Rise & Shine: Memphis district investigates new charter school

Good morning!

Shelby County Schools has launched an investigation less than a week after several students and parents raised concerns about a Memphis charter school during a school board meeting. At issue is the operation of Southwest Early College High School, now starting its third year on the campus of Southwest Community College. We've got comments from both district and school leaders here.

There's lots more news, so read on and have a great week.

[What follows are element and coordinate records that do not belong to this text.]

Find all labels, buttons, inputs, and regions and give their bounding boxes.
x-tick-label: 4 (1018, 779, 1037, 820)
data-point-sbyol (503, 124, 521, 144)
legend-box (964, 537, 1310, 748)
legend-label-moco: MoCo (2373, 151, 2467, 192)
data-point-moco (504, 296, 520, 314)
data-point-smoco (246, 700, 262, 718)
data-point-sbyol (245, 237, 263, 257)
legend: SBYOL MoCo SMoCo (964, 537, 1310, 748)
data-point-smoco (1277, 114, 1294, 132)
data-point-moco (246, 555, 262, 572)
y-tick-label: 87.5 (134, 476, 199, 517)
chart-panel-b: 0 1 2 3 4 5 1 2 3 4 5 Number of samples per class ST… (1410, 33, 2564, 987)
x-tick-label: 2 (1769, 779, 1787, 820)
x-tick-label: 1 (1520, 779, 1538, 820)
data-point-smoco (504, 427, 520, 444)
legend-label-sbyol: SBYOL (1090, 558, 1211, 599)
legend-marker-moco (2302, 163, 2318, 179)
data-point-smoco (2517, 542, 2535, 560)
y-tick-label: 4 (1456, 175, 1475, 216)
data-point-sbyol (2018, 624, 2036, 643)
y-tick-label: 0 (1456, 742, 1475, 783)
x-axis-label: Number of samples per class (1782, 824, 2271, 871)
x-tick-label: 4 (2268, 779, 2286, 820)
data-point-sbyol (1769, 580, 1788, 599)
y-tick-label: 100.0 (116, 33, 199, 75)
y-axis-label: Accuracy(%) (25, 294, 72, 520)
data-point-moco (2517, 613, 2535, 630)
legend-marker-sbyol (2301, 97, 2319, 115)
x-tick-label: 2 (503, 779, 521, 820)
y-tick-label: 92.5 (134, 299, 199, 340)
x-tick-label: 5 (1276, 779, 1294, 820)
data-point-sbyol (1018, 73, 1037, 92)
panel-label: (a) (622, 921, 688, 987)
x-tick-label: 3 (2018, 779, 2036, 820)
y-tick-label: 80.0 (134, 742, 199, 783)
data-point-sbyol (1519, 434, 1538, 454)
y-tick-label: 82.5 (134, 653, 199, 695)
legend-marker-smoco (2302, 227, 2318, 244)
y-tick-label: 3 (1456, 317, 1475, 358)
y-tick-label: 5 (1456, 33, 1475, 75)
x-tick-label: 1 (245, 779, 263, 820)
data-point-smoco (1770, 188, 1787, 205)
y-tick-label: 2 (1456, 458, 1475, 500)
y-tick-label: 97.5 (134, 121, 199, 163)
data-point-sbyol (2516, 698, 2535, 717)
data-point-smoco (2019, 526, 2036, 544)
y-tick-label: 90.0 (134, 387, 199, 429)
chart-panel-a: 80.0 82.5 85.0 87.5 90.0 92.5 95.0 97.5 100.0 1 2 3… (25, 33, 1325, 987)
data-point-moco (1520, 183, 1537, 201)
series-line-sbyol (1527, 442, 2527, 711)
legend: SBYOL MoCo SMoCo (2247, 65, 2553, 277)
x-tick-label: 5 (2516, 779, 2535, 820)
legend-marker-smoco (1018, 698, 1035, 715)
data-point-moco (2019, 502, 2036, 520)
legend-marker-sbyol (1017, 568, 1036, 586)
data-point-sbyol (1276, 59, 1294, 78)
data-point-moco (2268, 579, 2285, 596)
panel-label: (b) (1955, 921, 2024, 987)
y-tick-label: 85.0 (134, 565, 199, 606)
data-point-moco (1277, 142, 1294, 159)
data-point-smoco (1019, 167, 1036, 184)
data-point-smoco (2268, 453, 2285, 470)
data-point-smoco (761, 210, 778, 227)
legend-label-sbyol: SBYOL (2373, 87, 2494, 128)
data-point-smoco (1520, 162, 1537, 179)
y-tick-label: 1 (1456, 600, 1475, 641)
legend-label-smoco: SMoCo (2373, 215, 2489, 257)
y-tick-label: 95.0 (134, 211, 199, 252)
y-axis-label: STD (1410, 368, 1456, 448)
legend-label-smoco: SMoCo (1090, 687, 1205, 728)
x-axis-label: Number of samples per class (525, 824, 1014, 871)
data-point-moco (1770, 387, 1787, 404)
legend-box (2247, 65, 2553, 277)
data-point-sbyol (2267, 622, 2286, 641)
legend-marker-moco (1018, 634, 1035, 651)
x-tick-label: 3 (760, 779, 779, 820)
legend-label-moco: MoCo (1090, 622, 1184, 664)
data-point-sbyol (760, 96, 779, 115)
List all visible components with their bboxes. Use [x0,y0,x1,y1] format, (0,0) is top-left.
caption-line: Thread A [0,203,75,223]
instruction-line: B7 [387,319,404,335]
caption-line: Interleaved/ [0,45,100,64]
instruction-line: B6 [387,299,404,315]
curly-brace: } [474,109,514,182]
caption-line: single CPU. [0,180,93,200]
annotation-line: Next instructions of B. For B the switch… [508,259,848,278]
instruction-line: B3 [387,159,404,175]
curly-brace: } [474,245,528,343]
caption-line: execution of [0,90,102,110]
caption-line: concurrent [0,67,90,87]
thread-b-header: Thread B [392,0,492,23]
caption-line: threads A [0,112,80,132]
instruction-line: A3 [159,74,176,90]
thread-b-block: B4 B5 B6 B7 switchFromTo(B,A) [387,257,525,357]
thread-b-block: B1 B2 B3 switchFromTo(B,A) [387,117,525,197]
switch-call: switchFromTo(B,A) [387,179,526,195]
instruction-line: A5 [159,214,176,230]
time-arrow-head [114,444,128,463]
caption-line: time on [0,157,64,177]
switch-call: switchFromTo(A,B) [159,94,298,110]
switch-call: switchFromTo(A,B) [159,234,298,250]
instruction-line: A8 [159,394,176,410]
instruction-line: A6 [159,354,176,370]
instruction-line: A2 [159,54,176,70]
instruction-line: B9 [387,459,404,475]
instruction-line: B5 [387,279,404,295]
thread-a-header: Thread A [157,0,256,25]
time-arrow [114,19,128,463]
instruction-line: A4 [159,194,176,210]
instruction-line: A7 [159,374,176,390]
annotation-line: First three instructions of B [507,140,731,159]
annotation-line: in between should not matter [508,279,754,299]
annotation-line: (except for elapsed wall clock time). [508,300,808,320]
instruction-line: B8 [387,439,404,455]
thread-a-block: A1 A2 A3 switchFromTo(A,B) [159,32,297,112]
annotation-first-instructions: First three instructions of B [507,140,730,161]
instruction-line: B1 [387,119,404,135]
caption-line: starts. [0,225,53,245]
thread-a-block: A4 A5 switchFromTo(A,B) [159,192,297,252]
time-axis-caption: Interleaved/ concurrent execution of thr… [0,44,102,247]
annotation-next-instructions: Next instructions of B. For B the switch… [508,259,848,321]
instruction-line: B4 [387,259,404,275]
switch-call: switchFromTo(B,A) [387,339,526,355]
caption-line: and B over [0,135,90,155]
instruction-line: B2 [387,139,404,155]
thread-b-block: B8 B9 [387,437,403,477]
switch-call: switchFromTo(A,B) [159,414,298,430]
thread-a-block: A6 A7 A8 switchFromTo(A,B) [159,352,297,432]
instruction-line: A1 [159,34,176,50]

—Marta W. Aldrich, statehouse correspondent

CHARTER SCHOOLS  Shelby County Schools launches an investigation into a 2-year-old Memphis charter school after parents and students report incomplete schedules, staff shortages, and missing high school credits. Chalkbeat

DIGITAL INCLUSION DAY  Comcast joins Olympic gold medalists to distribute free laptops and internet service to some Memphis students as the company promotes its broadband service program for low-income individuals. The Commercial Appeal, Daily Memphian, WMC

CHILDHOOD TRAUMA  Schools across Tennessee will start delving into traumatic experiences in students’ lives as part of a new law targeting “exclusionary” discipline under legislation sponsored by state Sen. Katrina Robinson of Memphis. Daily Memphian

EDUCATION INEQUITY  Concerned about resegregated schools, Nashville Mayor David Briley suggests pausing a long-planned move of one high school to West Nashville in order to address school inequity and overcrowding in Davidson County’s southeast quadrant. The Tennessean

PARENT NOTIFICATION  Knox County parents and several state lawmakers condemn letters that were sent to parents about underperforming student groups in some schools. WBIR, WHBQ, Chalkbeat

PUBLIC ENGAGEMENT  Want to help Nashville public schools? Here’s are some ways to volunteer or donate. The Tennessean

Community partners sign on to aid public school students in Maury County. Columbia Daily Herald

COMPUTER SCIENCE  Chattanooga-area leaders discuss computer science education and preparing the future workforce during a roundtable event featuring representatives from Microsoft and U.S. Rep. Chuck Fleischmann. Times Free Press

MOVERS & SHAKERS  A new Memphis nonprofit dedicated to investing in early childhood programs appoints its first executive director. Daily Memphian

The president of Great Schools Partnership steps down from the nonprofit that works to develop community schools in Knox County. Knoxville News Sentinel

BULLIED BOY  The young University of Tennessee fan who was bullied for a homemade T-shirt he wore to his elementary school’s collegiate day inspires the university to make his design into an official piece of apparel. Fox News, CNN, Knoxville News Sentinel

LISTENING TOUR  Student safety and property values emerge as key concerns of parents during one stop of a “listening tour” by Williamson County’s new superintendent. The Tennessean

CURTAIN RISING  A full-length feature film produced by students at a Williamson County high school will be shown at the Nashville Film Festival in October. The Tennessean

YOUNG ANGLERS  A Tullahoma elementary school offers fishing instruction during P.E. class to get students in touch with nature and the outdoors. Tullahoma News

SCHOOL SCHEDULE  A Hawkins County school is the first in Tennessee to adopt an extended four-day school week. Kingsport Times-News, Citizen Tribune

TRAIL OF TEARS  An educational symposium about the forced relocation of Native Americans in the 1830s is set for Thursday at Tennessee Wesleyan University in Athens. Times Free Press

OPINION: PRE-K MATTERS  Now is the time for policymakers to pivot away from fruitless debate about the merits of pre-K after new research shows that learning can be sustained if children move on to high-performing schools and effective teachers, says the leader of Tennesseans for Quality Early Education. Daily Memphian

OPINION: TEACHER DIAGNOSIS  We need to stop calling it a teacher shortage. Forbes


Wilson County Schools Director Donna Wright was named 2020 Tennessee Superintendent of the Year last night in Gatlinburg during a banquet of the Tennessee Organization of School Superintendents. An educator for nearly 40 years, Wright has been a teacher, principal, administrator, and assistant superintendent before becoming director of her Middle Tennessee district in 2014. Under her leadership, Wilson County Schools was named an exemplary school district with 12 reward schools and 10 schools with a top TVAAS status. She will represent Tennessee in the competition for National Superintendent of the Year.